A new study published this week in the journal Sexual Medicine suggests that psychoactive plants and other tetrahydrocannabinol (THC)-based derivatives may help women with sexual dysfunction achieve orgasm. Researchers found that female participants who consumed cannabis before sexual activity with their partners were able to orgasm more frequently, more easily, and were more satisfied with their orgasms overall.
The study was personal for author Suzanne Mulvehill, executive director of the Female Orgasm Institute and founder of the Women’s Cannabis Project.
“I became interested in this topic because cannabis helped me overcome my orgasmic disorder, which I’ve been trying to overcome for over 30 years, seeing four sex therapists and trying other treatments,” Muhlbehir said in a recent statement. “I wanted to find out whether other women with orgasmic disorders have also benefited from cannabis.”
The researchers analyzed survey responses submitted anonymously online by more than 1,000 women who had had sex with a partner within the past month. After filtering out ineligible participants (those who were pregnant or breastfeeding, under 18, or who had used other drugs along with cannabis before sex), Mulvehill’s team was left with 387 individual surveys from which to draw conclusions.
The data showed that women who previously struggled to reach orgasm orgasmed about 40% more often overall thanks to cannabis, with 88.8% of participants who tried cannabis saying they orgasmed more frequently, compared with 63.3% of those who didn’t. The number of women who said they rarely or never orgasmed dropped by more than 25% with cannabis use, from 36.6% to just 11.4%.
“The largest group of women with orgasmic disorder ‘almost always’ or ‘always’ orgasm when they use cannabis before sex and ‘almost never’ or ‘never’ orgasm without cannabis,” Mulvehill noted. “Meanwhile, women without orgasmic disorder tend to orgasm with or without cannabis before sex.”
Similarly, cannabis use reduced those who found it harder to reach orgasm by 35.4%, with 22.8% of participants who didn’t use cannabis saying it was nearly impossible to reach orgasm, while only 7.4% of those who used cannabis felt the same way.
Finally, satisfaction among cannabis users nearly doubled from 43.6% to 86.1%, while dissatisfaction dropped from 56.4% to just 20.8% after using the drug.

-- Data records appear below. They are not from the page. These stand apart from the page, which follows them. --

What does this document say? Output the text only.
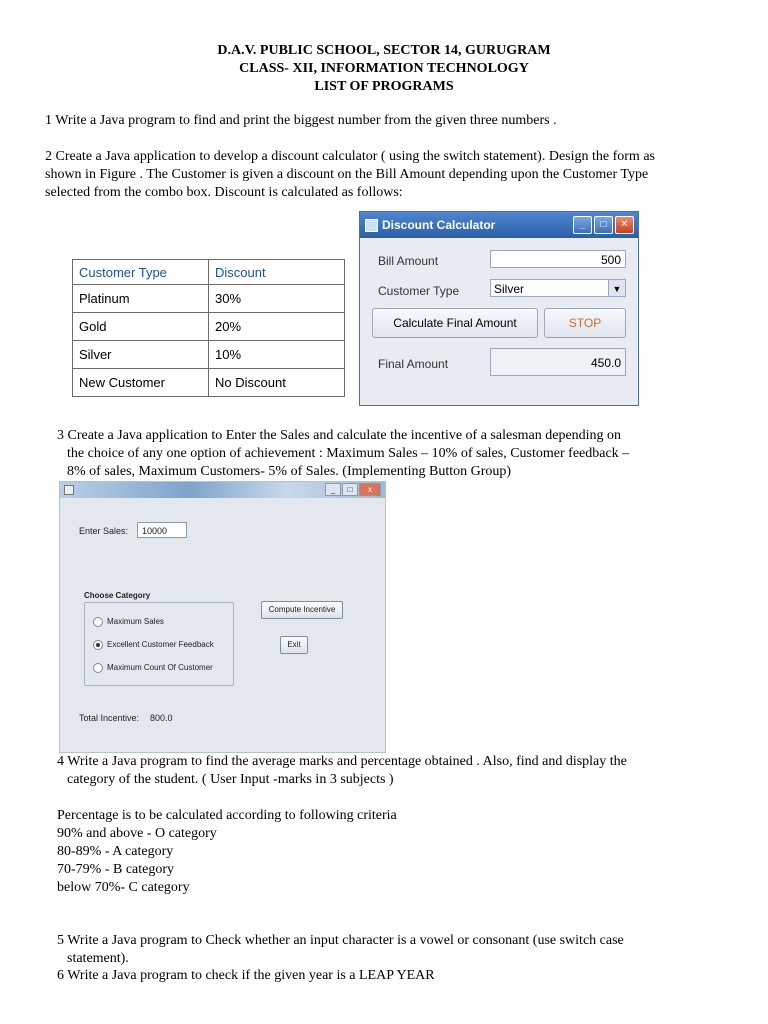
D.A.V. PUBLIC SCHOOL, SECTOR 14, GURUGRAM
CLASS- XII, INFORMATION TECHNOLOGY
LIST OF PROGRAMS
1 Write a Java program to find and print the biggest number from the given three numbers .
2 Create a Java application to develop a discount calculator ( using the switch statement). Design the form as
shown in Figure . The Customer is given a discount on the Bill Amount depending upon the Customer Type
selected from the combo box. Discount is calculated as follows:
Customer Type	Discount
Platinum	30%
Gold	20%
Silver	10%
New Customer	No Discount
Discount Calculator	_	□	✕
Bill Amount	500
Customer Type	Silver	▼
Calculate Final Amount	STOP
Final Amount	450.0
3 Create a Java application to Enter the Sales and calculate the incentive of a salesman depending on
the choice of any one option of achievement : Maximum Sales – 10% of sales, Customer feedback –
8% of sales, Maximum Customers- 5% of Sales. (Implementing Button Group)
_	□	x
Enter Sales:	10000
Choose Category
Maximum Sales
Excellent Customer Feedback
Maximum Count Of Customer
Compute Incentive
Exit
Total Incentive: 800.0
4 Write a Java program to find the average marks and percentage obtained . Also, find and display the
category of the student. ( User Input -marks in 3 subjects )
Percentage is to be calculated according to following criteria
90% and above - O category
80-89% - A category
70-79% - B category
below 70%- C category
5 Write a Java program to Check whether an input character is a vowel or consonant (use switch case
statement).
6 Write a Java program to check if the given year is a LEAP YEAR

“My study is the first to dichotomize women who have orgasmic difficulties from those who don’t, and it supports 50 years of research on cannabis and sex, revealing statistically significant results that cannabis helps women with orgasmic difficulties, improving the frequency, ease and satisfaction of their orgasms,” Mulvehill said in an interview. For PsyPost.
![Close-up of a woman smoking marijuana](https://nypost.com/wp-content/uploads/sites/2/2024/06/iStock-857233854_e3c14e.jpg?w=1024)
The researchers found no significant differences in responses between experienced and relatively new cannabis users.
Cannabis would never be called a panacea for sufferers of anorgasmia (the complete inability to experience orgasm), but any intervention is better than no treatment at all.
“Around 4% of women with orgasmic dysfunction in our study used cannabis before sexual activity but still didn’t orgasm, suggesting that cannabis doesn’t help all women orgasm,” Mulvehill points out, “That said, studies have shown that the proportion of women with anorgasmia who don’t experience orgasm is typically between 10 and 15%.”
Mulvehill hopes to eventually develop a cannabis-based prescription medication to treat orgasmic dysfunction in women, if approved across the United States.